Why Does Workplace Bullying Still Happen?
When most of us think of bullying, we probably imagine high schoolers spreading rumors or stuffing other students in lockers. However, there’s a much more common and dangerous type of bullying that still exists amongst adults: corporate bullying.
Bullying in the workplace can make employees feel as if they don’t belong, and can even cause employees to dread coming in for a day of work. It’s a serious and dangerous issue that should not be taken lightly, and can quickly become a problem in any workspace.
While corporate bullying comes in many forms, the most common forms include antagonizing, threatening, or humiliating the victim, interfering with their work, or even sabotaging their performance. According to many workers’ compensation lawyers in Atlanta, employees who have just returned from a health sabbatical may find themselves as a particularly vulnerable target for gossip.
Our Atlanta workers’ comp lawyers believe that this is because an employee returning to work may not be acquainted with new team members hired in their absence, may have trouble readjusting to their new environment, and may be self-conscious about their injuries.

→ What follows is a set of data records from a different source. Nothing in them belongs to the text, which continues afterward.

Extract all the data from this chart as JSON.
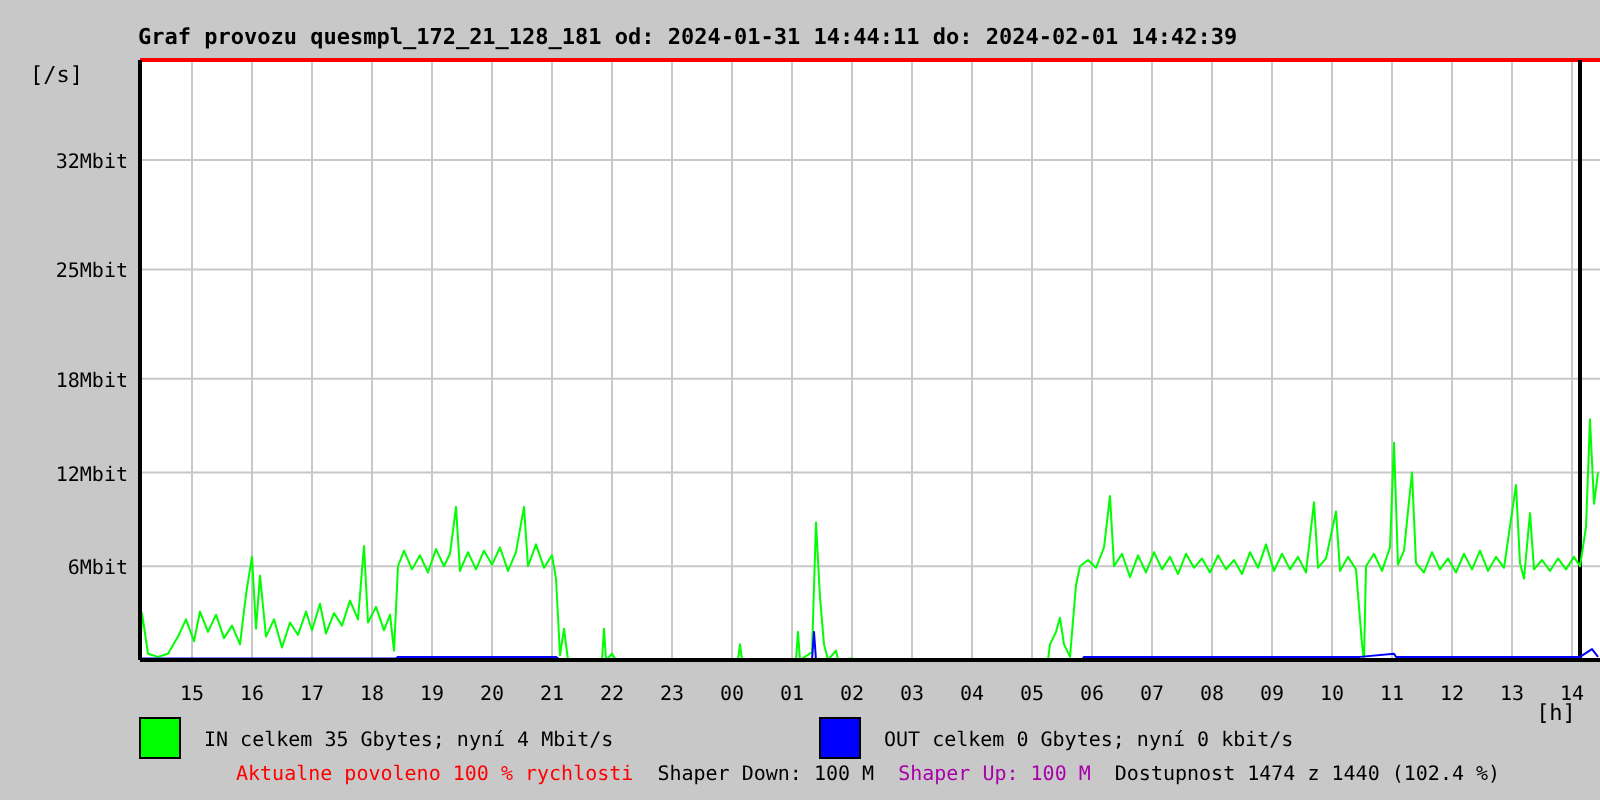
{
  "chart_data": {
    "type": "line",
    "title": "Graf provozu quesmpl_172_21_128_181 od: 2024-01-31 14:44:11 do: 2024-02-01 14:42:39",
    "ylabel": "[/s]",
    "xlabel": "[h]",
    "xlim": [
      "2024-01-31T14:08",
      "2024-02-01T14:28"
    ],
    "xticks": [
      {
        "value": "2024-01-31T15:00",
        "label": "15"
      },
      {
        "value": "2024-01-31T16:00",
        "label": "16"
      },
      {
        "value": "2024-01-31T17:00",
        "label": "17"
      },
      {
        "value": "2024-01-31T18:00",
        "label": "18"
      },
      {
        "value": "2024-01-31T19:00",
        "label": "19"
      },
      {
        "value": "2024-01-31T20:00",
        "label": "20"
      },
      {
        "value": "2024-01-31T21:00",
        "label": "21"
      },
      {
        "value": "2024-01-31T22:00",
        "label": "22"
      },
      {
        "value": "2024-01-31T23:00",
        "label": "23"
      },
      {
        "value": "2024-02-01T00:00",
        "label": "00"
      },
      {
        "value": "2024-02-01T01:00",
        "label": "01"
      },
      {
        "value": "2024-02-01T02:00",
        "label": "02"
      },
      {
        "value": "2024-02-01T03:00",
        "label": "03"
      },
      {
        "value": "2024-02-01T04:00",
        "label": "04"
      },
      {
        "value": "2024-02-01T05:00",
        "label": "05"
      },
      {
        "value": "2024-02-01T06:00",
        "label": "06"
      },
      {
        "value": "2024-02-01T07:00",
        "label": "07"
      },
      {
        "value": "2024-02-01T08:00",
        "label": "08"
      },
      {
        "value": "2024-02-01T09:00",
        "label": "09"
      },
      {
        "value": "2024-02-01T10:00",
        "label": "10"
      },
      {
        "value": "2024-02-01T11:00",
        "label": "11"
      },
      {
        "value": "2024-02-01T12:00",
        "label": "12"
      },
      {
        "value": "2024-02-01T13:00",
        "label": "13"
      },
      {
        "value": "2024-02-01T14:00",
        "label": "14"
      }
    ],
    "ylim": [
      0,
      38.4
    ],
    "yticks": [
      {
        "value": 6,
        "label": "6Mbit"
      },
      {
        "value": 12,
        "label": "12Mbit"
      },
      {
        "value": 18,
        "label": "18Mbit"
      },
      {
        "value": 25,
        "label": "25Mbit"
      },
      {
        "value": 32,
        "label": "32Mbit"
      }
    ],
    "grid": true,
    "legend": "bottom",
    "marker": "none",
    "line_style": "solid",
    "ref_lines": [
      {
        "axis": "y",
        "value": 38.4,
        "label": null,
        "color": "#ff0000"
      },
      {
        "axis": "x",
        "value": "2024-02-01T14:08",
        "label": null,
        "color": "#000000"
      }
    ],
    "series": [
      {
        "name": "IN celkem 35 Gbytes; nyní 4 Mbit/s",
        "color": "#00ff00",
        "x": [
          "2024-01-31T14:08",
          "2024-01-31T14:10",
          "2024-01-31T14:16",
          "2024-01-31T14:26",
          "2024-01-31T14:36",
          "2024-01-31T14:46",
          "2024-01-31T14:54",
          "2024-01-31T15:02",
          "2024-01-31T15:08",
          "2024-01-31T15:16",
          "2024-01-31T15:24",
          "2024-01-31T15:32",
          "2024-01-31T15:40",
          "2024-01-31T15:48",
          "2024-01-31T15:54",
          "2024-01-31T16:00",
          "2024-01-31T16:04",
          "2024-01-31T16:08",
          "2024-01-31T16:14",
          "2024-01-31T16:22",
          "2024-01-31T16:30",
          "2024-01-31T16:38",
          "2024-01-31T16:46",
          "2024-01-31T16:54",
          "2024-01-31T17:00",
          "2024-01-31T17:08",
          "2024-01-31T17:14",
          "2024-01-31T17:22",
          "2024-01-31T17:30",
          "2024-01-31T17:38",
          "2024-01-31T17:46",
          "2024-01-31T17:52",
          "2024-01-31T17:56",
          "2024-01-31T18:04",
          "2024-01-31T18:12",
          "2024-01-31T18:18",
          "2024-01-31T18:22",
          "2024-01-31T18:26",
          "2024-01-31T18:32",
          "2024-01-31T18:40",
          "2024-01-31T18:48",
          "2024-01-31T18:56",
          "2024-01-31T19:04",
          "2024-01-31T19:12",
          "2024-01-31T19:18",
          "2024-01-31T19:24",
          "2024-01-31T19:28",
          "2024-01-31T19:36",
          "2024-01-31T19:44",
          "2024-01-31T19:52",
          "2024-01-31T20:00",
          "2024-01-31T20:08",
          "2024-01-31T20:16",
          "2024-01-31T20:24",
          "2024-01-31T20:32",
          "2024-01-31T20:36",
          "2024-01-31T20:44",
          "2024-01-31T20:52",
          "2024-01-31T21:00",
          "2024-01-31T21:04",
          "2024-01-31T21:08",
          "2024-01-31T21:12",
          "2024-01-31T21:16",
          "2024-01-31T21:50",
          "2024-01-31T21:52",
          "2024-01-31T21:54",
          "2024-01-31T22:00",
          "2024-01-31T22:04",
          "2024-02-01T00:06",
          "2024-02-01T00:08",
          "2024-02-01T00:10",
          "2024-02-01T01:04",
          "2024-02-01T01:06",
          "2024-02-01T01:08",
          "2024-02-01T01:20",
          "2024-02-01T01:24",
          "2024-02-01T01:28",
          "2024-02-01T01:32",
          "2024-02-01T01:36",
          "2024-02-01T01:44",
          "2024-02-01T01:46",
          "2024-02-01T02:00",
          "2024-02-01T02:02",
          "2024-02-01T05:16",
          "2024-02-01T05:18",
          "2024-02-01T05:24",
          "2024-02-01T05:28",
          "2024-02-01T05:32",
          "2024-02-01T05:38",
          "2024-02-01T05:44",
          "2024-02-01T05:48",
          "2024-02-01T05:56",
          "2024-02-01T06:04",
          "2024-02-01T06:12",
          "2024-02-01T06:18",
          "2024-02-01T06:22",
          "2024-02-01T06:30",
          "2024-02-01T06:38",
          "2024-02-01T06:46",
          "2024-02-01T06:54",
          "2024-02-01T07:02",
          "2024-02-01T07:10",
          "2024-02-01T07:18",
          "2024-02-01T07:26",
          "2024-02-01T07:34",
          "2024-02-01T07:42",
          "2024-02-01T07:50",
          "2024-02-01T07:58",
          "2024-02-01T08:06",
          "2024-02-01T08:14",
          "2024-02-01T08:22",
          "2024-02-01T08:30",
          "2024-02-01T08:38",
          "2024-02-01T08:46",
          "2024-02-01T08:54",
          "2024-02-01T09:02",
          "2024-02-01T09:10",
          "2024-02-01T09:18",
          "2024-02-01T09:26",
          "2024-02-01T09:34",
          "2024-02-01T09:42",
          "2024-02-01T09:46",
          "2024-02-01T09:54",
          "2024-02-01T10:04",
          "2024-02-01T10:08",
          "2024-02-01T10:16",
          "2024-02-01T10:24",
          "2024-02-01T10:30",
          "2024-02-01T10:32",
          "2024-02-01T10:34",
          "2024-02-01T10:42",
          "2024-02-01T10:50",
          "2024-02-01T10:58",
          "2024-02-01T11:02",
          "2024-02-01T11:06",
          "2024-02-01T11:12",
          "2024-02-01T11:20",
          "2024-02-01T11:24",
          "2024-02-01T11:32",
          "2024-02-01T11:40",
          "2024-02-01T11:48",
          "2024-02-01T11:56",
          "2024-02-01T12:04",
          "2024-02-01T12:12",
          "2024-02-01T12:20",
          "2024-02-01T12:28",
          "2024-02-01T12:36",
          "2024-02-01T12:44",
          "2024-02-01T12:52",
          "2024-02-01T13:04",
          "2024-02-01T13:08",
          "2024-02-01T13:12",
          "2024-02-01T13:18",
          "2024-02-01T13:22",
          "2024-02-01T13:30",
          "2024-02-01T13:38",
          "2024-02-01T13:46",
          "2024-02-01T13:54",
          "2024-02-01T14:02",
          "2024-02-01T14:08",
          "2024-02-01T14:14",
          "2024-02-01T14:18",
          "2024-02-01T14:22",
          "2024-02-01T14:26"
        ],
        "values": [
          0,
          3.0,
          0.4,
          0.2,
          0.4,
          1.5,
          2.6,
          1.2,
          3.1,
          1.8,
          2.9,
          1.4,
          2.2,
          1.0,
          4.2,
          6.6,
          2.0,
          5.4,
          1.5,
          2.6,
          0.8,
          2.4,
          1.6,
          3.1,
          1.9,
          3.6,
          1.7,
          3.0,
          2.2,
          3.8,
          2.6,
          7.3,
          2.4,
          3.4,
          1.9,
          2.9,
          0.6,
          6.0,
          7.0,
          5.8,
          6.7,
          5.6,
          7.1,
          6.0,
          6.8,
          9.8,
          5.7,
          6.9,
          5.8,
          7.0,
          6.1,
          7.2,
          5.7,
          6.9,
          9.8,
          6.0,
          7.4,
          5.9,
          6.7,
          5.2,
          0.3,
          2.0,
          0,
          0,
          2.0,
          0,
          0.4,
          0,
          0,
          1.0,
          0,
          0,
          1.8,
          0,
          0.5,
          8.8,
          4.0,
          1.0,
          0,
          0.6,
          0,
          0.1,
          0,
          0,
          1.0,
          1.8,
          2.7,
          1.0,
          0.2,
          4.8,
          6.0,
          6.4,
          5.9,
          7.2,
          10.5,
          6.0,
          6.8,
          5.3,
          6.7,
          5.6,
          6.9,
          5.8,
          6.6,
          5.5,
          6.8,
          5.9,
          6.5,
          5.6,
          6.7,
          5.8,
          6.4,
          5.5,
          6.9,
          5.9,
          7.4,
          5.7,
          6.8,
          5.8,
          6.6,
          5.6,
          10.1,
          5.9,
          6.5,
          9.5,
          5.7,
          6.6,
          5.8,
          1.0,
          0,
          6.0,
          6.8,
          5.7,
          7.2,
          13.9,
          6.1,
          7.0,
          12.0,
          6.2,
          5.6,
          6.9,
          5.8,
          6.5,
          5.6,
          6.8,
          5.8,
          7.0,
          5.7,
          6.6,
          5.9,
          11.2,
          6.2,
          5.2,
          9.4,
          5.8,
          6.4,
          5.7,
          6.5,
          5.8,
          6.6,
          6.0,
          8.5,
          15.4,
          10.0,
          12.0
        ]
      },
      {
        "name": "OUT celkem 0 Gbytes; nyní 0 kbit/s",
        "color": "#0000ff",
        "x": [
          "2024-01-31T14:08",
          "2024-01-31T18:24",
          "2024-01-31T18:26",
          "2024-01-31T21:04",
          "2024-01-31T21:08",
          "2024-02-01T01:20",
          "2024-02-01T01:22",
          "2024-02-01T01:24",
          "2024-02-01T05:50",
          "2024-02-01T05:52",
          "2024-02-01T10:28",
          "2024-02-01T11:02",
          "2024-02-01T11:04",
          "2024-02-01T14:08",
          "2024-02-01T14:20",
          "2024-02-01T14:26"
        ],
        "values": [
          0.1,
          0.1,
          0.2,
          0.2,
          0,
          0,
          1.8,
          0,
          0,
          0.2,
          0.2,
          0.4,
          0.2,
          0.2,
          0.7,
          0.2
        ]
      }
    ],
    "annotations": [
      "Aktualne povoleno 100 % rychlosti",
      "Shaper Down: 100 M",
      "Shaper Up: 100 M",
      "Dostupnost 1474 z 1440 (102.4 %)"
    ]
  }
}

So, with anti-discrimination and harassment laws in place, why does workplace bullying still happen? The most common reason that this type of treatment still exists is because employees are hesitant to come forth when they are bullied for fear of retaliation from the bully or been sometimes the employer themselves. They often believe that they should be responsible for their own emotions, and may begin to avoid other coworkers and responsibilities’ due to bullying.
Corporate bullying is a serious issue, and it can damage the psychological health of your employees. It’s up to employers to be proactive against bullying in their workplace. You can encourage your employees to speak up if they feel uncomfortable at work, and you should have an open-door policy to speak about issues that affect their performance. Together, you and your employees can work together to show corporate bullies that their behavior will not be tolerated.